Simon Brunning a écrit :
2008/8/26 ajak_yahoo <[EMAIL PROTECTED]>:
Need some help, I have a list of dictionary as below,

table = [{"Part #":"Washer","Po #":"AE00128","qty":100},
         {"Part #":"Brake Pad","Po #":"AE00154","qty":150},
         {"Part #":"Mesh","Po #":"AE00025","qty":320},
         {"Part #":"Mouse","Po #":"AE00207","qty":120},
         {"Part #":"Insulator","Po #":"AE0013","qty":190}]

How to manipulate the table?

I need to search for the Po #, and display the result as below.


Part # : Mouse
Po #   : AE00207
Qty    : 120 pcs

Well, that's a really bad data structure for what you want to do, but
you can do it with something like (untested):

wanted = 'AE00207'

for part in table:
    if part['Po #'] == wanted:
        print "Part #:\t%(Part #)s\nPo #:\t%(Po #)s\nQty #:\t%(qty)s" % part


Which will not be very efficient if you happen to have lot of items in your list and or a lot of searches to do.
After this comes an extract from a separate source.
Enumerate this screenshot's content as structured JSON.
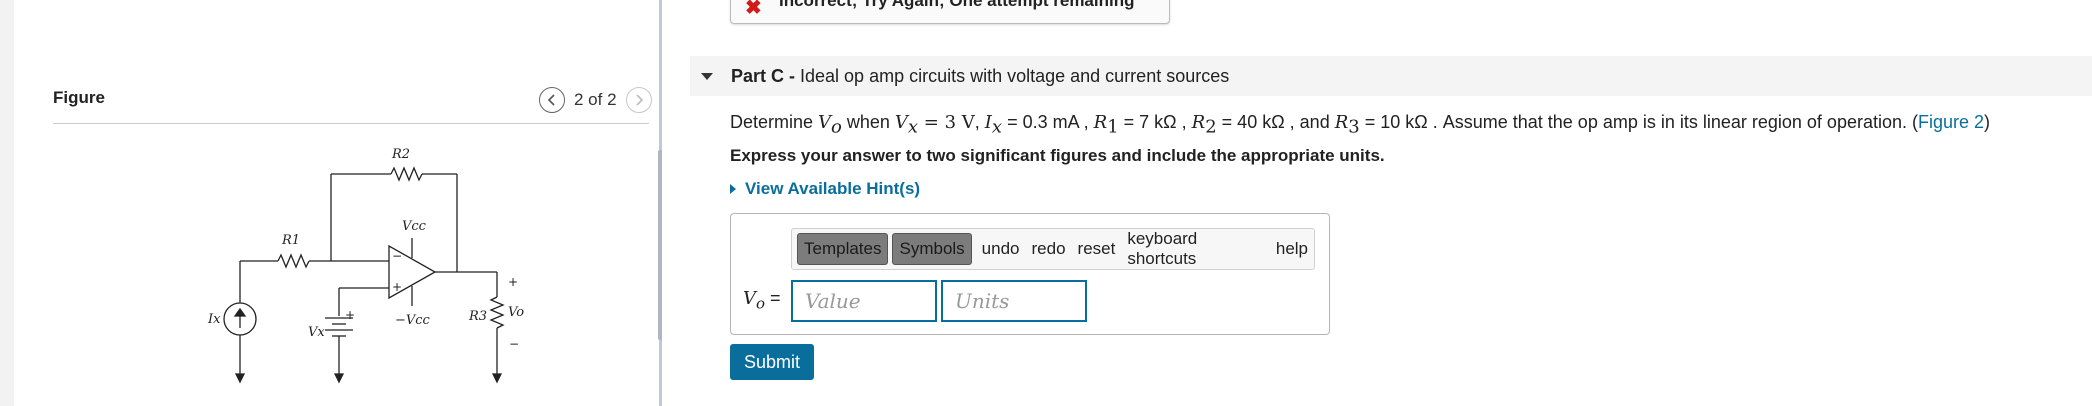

The next solution is to maintain an index, ie:

def make_index(table, key):
    index = {}
    for record in enumerate(table):
        index.setdefault(record[key], []).append(record)
    return index

po_index = make_index(table, "Po #")
results = po_index.get('AE00207', None)


But this won't scale up if you have millions of records. So the next next solution is to use a true database - either a RDBMS, or an embedded one like SQLite.